In an unprecedented year for cyber insurance, businesses have faced a significant increase in cyber insurance claims and financial losses, primarily driven by third-party risks. The data, compiled by Resilience, a cyber risk solutions provider, underscores the critical role third-party vulnerabilities play in the current cybersecurity landscape. As organizations increasingly rely on interconnected systems and a myriad of software vendors, the robustness of their cyber defenses is being tested like never before. The interconnectedness brings efficiencies but also exposes shared vulnerabilities that, when exploited, can lead to substantial disruptions and financial impacts.
Ransomware attacks and vendor-related outages were significant contributors, comprising 31% of all cyber insurance claims in 2024 and accounting for 23% of incurred financial losses — a stark contrast from zero the previous year. This surge highlights the evolving tactics of cybercriminals, who now exploit vulnerabilities within an organization’s extended network rather than focusing on the organization alone. High-profile breaches at companies like PowerSchool, CDK, and Change Healthcare serve as a testament to this trend, showing how attacks aimed at third parties can cause widespread disruption.
The Rise of Third-Party Risks
The rise of third-party risks reflects the changing dynamics within the cyber threat landscape. Businesses now operate within complex ecosystems of vendors, partners, and cloud services, each representing potential points of failure. As companies expand their digital boundaries, they must also extend their cybersecurity protocols to encompass these external entities. Vishaal “V8” Hariprasad, CEO of Resilience, emphasizes that businesses must acknowledge and mitigate the risks shared with partners to prevent severe financial impacts. By understanding the shared nature of these risks, companies can strategize more effective defenses.
Ransomware remains a prevalent threat, with such attacks accounting for 61% of claims involving losses. Within these, 43% were first-party incidents, but a notable 18% of the claims targeted vendors. This highlights a crucial point: even if a company’s internal defenses are solid, a breach in a vendor’s system can result in considerable fallout. Transfer fraud also saw a rise, increasing to 18% of incurred claims from 14% the previous year. In stark contrast, phishing-related claims have significantly decreased, dropping from 20% in 2023 to just 9% in 2024. This data implies that while some threats are diminishing due to better awareness and improved defenses, others are rising, reflecting the adaptive nature of cybercriminal strategies.
Industry-Specific Vulnerabilities
Certain industries have been more heavily impacted by the rise in cyber insurance claims, largely due to outdated operational technologies and the high cost of downtime. For example, transportation, manufacturing, and healthcare sectors frequently report higher incidences of cyberattacks. These industries rely heavily on legacy systems that are often not equipped to handle modern cyber threats, making them prime targets for disruption. Downtime for these companies translates directly to significant financial losses, not only from direct attack damage but also from the operational halt and the subsequent remediation efforts required to get back online.

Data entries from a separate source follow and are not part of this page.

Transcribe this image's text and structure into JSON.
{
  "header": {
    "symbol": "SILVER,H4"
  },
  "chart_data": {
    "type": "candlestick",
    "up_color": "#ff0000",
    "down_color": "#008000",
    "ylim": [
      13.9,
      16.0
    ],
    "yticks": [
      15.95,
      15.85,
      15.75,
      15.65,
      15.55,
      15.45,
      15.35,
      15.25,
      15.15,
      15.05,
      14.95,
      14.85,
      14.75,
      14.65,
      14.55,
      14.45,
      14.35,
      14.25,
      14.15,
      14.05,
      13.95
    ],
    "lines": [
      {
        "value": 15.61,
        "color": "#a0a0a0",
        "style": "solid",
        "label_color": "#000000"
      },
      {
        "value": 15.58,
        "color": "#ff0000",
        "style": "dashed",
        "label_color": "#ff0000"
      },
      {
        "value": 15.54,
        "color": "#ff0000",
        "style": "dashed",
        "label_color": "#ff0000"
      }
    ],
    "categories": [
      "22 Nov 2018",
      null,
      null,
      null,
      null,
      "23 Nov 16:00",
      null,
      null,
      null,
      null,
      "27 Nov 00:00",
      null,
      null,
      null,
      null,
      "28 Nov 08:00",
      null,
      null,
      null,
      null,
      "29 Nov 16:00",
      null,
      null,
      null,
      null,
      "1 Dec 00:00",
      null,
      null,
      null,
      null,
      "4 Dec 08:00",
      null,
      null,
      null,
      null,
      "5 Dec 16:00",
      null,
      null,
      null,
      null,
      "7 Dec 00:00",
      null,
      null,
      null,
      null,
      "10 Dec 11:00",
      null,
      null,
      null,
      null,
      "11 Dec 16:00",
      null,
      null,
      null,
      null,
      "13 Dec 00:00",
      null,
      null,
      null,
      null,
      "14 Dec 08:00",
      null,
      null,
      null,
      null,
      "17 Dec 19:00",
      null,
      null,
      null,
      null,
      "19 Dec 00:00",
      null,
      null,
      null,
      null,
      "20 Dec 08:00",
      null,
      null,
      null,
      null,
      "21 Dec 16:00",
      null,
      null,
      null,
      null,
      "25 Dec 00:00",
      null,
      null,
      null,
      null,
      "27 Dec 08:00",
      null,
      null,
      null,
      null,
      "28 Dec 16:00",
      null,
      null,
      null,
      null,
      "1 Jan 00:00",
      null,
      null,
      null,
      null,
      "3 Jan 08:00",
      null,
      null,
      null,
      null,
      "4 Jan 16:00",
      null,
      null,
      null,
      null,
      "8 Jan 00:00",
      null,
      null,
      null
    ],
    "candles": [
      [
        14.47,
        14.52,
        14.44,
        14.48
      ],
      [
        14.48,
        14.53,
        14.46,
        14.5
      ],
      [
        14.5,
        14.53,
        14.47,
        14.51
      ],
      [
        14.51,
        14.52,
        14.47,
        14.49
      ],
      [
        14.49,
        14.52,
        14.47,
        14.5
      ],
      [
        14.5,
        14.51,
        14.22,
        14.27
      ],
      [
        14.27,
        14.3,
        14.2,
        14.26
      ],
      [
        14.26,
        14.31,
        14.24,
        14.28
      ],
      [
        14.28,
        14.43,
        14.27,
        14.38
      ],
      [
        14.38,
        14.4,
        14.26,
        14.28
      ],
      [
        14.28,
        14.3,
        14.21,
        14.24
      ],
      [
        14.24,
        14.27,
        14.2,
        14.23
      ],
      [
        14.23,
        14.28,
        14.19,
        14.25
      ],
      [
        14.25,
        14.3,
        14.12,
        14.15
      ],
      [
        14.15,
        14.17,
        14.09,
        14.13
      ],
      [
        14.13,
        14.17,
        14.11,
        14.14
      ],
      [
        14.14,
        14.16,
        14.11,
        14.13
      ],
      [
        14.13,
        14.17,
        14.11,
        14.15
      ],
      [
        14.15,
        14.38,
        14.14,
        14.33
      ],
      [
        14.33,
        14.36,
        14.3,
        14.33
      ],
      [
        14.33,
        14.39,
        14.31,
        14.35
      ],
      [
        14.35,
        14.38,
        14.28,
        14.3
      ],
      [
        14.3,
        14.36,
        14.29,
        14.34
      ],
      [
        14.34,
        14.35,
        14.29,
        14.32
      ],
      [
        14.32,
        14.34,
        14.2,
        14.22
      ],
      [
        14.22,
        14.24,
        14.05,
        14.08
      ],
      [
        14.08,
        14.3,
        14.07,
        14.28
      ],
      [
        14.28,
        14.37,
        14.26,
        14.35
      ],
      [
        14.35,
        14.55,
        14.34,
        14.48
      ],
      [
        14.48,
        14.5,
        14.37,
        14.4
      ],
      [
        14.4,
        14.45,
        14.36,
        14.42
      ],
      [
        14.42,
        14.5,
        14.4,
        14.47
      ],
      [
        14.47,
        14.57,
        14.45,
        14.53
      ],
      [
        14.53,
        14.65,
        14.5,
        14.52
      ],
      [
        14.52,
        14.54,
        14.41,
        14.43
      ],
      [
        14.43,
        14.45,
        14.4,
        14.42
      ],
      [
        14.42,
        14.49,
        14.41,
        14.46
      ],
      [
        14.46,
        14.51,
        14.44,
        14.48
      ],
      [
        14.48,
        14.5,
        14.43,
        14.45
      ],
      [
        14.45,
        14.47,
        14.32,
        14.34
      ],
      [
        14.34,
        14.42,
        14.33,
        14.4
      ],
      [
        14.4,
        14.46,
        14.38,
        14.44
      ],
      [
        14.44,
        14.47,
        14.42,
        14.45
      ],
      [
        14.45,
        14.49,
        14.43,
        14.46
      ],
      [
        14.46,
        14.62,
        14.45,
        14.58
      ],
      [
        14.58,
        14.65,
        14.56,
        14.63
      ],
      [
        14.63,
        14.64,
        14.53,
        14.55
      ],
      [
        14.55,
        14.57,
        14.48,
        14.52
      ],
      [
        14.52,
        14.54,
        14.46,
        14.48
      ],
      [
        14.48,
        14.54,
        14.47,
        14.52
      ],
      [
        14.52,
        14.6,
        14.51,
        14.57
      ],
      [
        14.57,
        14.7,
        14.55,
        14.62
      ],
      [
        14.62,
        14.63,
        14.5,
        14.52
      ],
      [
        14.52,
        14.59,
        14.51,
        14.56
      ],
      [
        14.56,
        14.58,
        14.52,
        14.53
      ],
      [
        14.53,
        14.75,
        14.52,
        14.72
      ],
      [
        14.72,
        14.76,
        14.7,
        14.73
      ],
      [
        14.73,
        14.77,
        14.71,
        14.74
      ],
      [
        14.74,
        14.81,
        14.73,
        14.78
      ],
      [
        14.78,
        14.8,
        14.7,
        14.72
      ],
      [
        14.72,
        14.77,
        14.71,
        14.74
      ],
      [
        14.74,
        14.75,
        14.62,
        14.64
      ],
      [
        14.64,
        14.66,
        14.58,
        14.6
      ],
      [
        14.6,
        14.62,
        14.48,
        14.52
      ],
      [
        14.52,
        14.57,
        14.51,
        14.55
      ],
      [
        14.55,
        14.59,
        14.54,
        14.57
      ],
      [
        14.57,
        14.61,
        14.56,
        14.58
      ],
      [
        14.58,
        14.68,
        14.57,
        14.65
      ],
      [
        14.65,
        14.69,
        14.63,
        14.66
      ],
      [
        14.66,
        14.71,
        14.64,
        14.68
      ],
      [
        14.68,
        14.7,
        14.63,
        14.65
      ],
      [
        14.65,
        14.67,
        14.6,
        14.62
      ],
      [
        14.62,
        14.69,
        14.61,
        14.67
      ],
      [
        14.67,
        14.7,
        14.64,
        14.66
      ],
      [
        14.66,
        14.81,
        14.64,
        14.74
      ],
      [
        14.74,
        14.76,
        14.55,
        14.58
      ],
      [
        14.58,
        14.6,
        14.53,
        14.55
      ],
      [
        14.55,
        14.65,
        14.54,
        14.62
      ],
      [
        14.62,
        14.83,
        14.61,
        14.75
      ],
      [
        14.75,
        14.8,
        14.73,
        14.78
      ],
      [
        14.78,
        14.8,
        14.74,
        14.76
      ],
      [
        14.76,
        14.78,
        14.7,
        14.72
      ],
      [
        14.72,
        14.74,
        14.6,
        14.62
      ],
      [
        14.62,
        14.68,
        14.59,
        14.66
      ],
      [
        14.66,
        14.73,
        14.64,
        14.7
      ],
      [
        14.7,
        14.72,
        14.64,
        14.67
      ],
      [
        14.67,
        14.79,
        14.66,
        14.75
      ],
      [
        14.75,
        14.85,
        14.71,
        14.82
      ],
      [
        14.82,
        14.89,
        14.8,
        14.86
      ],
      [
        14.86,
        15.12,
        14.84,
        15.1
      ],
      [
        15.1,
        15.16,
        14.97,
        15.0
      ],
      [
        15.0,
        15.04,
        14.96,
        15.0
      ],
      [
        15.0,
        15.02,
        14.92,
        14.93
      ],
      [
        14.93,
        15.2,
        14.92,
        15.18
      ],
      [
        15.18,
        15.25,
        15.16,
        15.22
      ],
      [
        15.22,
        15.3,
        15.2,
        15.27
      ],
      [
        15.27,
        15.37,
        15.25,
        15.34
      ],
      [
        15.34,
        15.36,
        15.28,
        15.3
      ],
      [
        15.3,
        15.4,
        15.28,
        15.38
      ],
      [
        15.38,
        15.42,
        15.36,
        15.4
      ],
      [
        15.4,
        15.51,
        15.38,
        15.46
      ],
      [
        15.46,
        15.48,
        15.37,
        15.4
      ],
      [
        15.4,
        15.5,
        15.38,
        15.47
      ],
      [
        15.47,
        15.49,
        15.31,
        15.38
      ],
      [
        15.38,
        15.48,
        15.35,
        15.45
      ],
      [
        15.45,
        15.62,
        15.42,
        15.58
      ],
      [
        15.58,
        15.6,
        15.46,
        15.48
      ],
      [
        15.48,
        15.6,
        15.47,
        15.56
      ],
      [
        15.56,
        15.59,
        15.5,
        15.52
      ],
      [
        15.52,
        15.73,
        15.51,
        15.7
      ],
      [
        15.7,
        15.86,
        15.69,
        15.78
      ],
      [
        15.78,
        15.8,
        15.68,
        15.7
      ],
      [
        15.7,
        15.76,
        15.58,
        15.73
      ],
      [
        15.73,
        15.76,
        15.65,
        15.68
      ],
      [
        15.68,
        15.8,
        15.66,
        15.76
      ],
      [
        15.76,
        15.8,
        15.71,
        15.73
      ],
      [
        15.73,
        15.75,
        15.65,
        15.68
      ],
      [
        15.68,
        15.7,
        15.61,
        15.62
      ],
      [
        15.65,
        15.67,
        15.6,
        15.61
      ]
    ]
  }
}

Healthcare and finance sectors show a different aspect of vulnerability; while they may not face catastrophic operational disruptions as frequently, their strict regulatory environments make any incident reportable and costly. These industries are required to maintain stringent data security standards and are obligated to disclose breaches, even if the incidents do not result in significant operational damage. This means that insurance claims can still be prevalent, driven not by the scale of the attack, but by the rigor of compliance requirements and the costs associated with regulatory fines and mandated improvements.
Jeremy Gittler, Global Head of Claims at Resilience, has pointed out that despite these evolving threats, organizations are making commendable progress in managing cyber risks. The emphasis on comprehensive risk management strategies that include not only internal defenses but also robust third-party management is becoming more prevalent. Businesses are increasingly aware that securing their ecosystems means looking beyond their own digital walls and ensuring that partners and vendors adhere to strict cybersecurity standards. By fostering a culture of shared responsibility, companies can better prepare for and mitigate the impacts of potential cyber threats.
Key Takeaways and Future Considerations
In a year marked by unexpected challenges for cyber insurance, businesses faced a notable surge in cyber insurance claims and financial losses, largely due to third-party risks. Data from Resilience, a provider of cyber risk solutions, highlights the importance of third-party vulnerabilities in the current landscape of cybersecurity. As organizations increasingly depend on interconnected systems and various software vendors, their cyber defenses are being stretched to new limits. This interconnectedness brings efficiency but also exposes shared vulnerabilities that, when exploited, can lead to significant disruptions and financial repercussions.
In 2024, ransomware attacks and vendor-related outages were major factors, accounting for 31% of all cyber insurance claims and 23% of financial losses—a drastic rise from none the previous year. This trend underscores the evolving strategies of cybercriminals who now target weaknesses within an organization’s broader network instead of just the organization itself. Notable breaches at companies like PowerSchool, CDK, and Change Healthcare illustrate how attacks aimed at third-party entities can create widespread disruption and financial harm.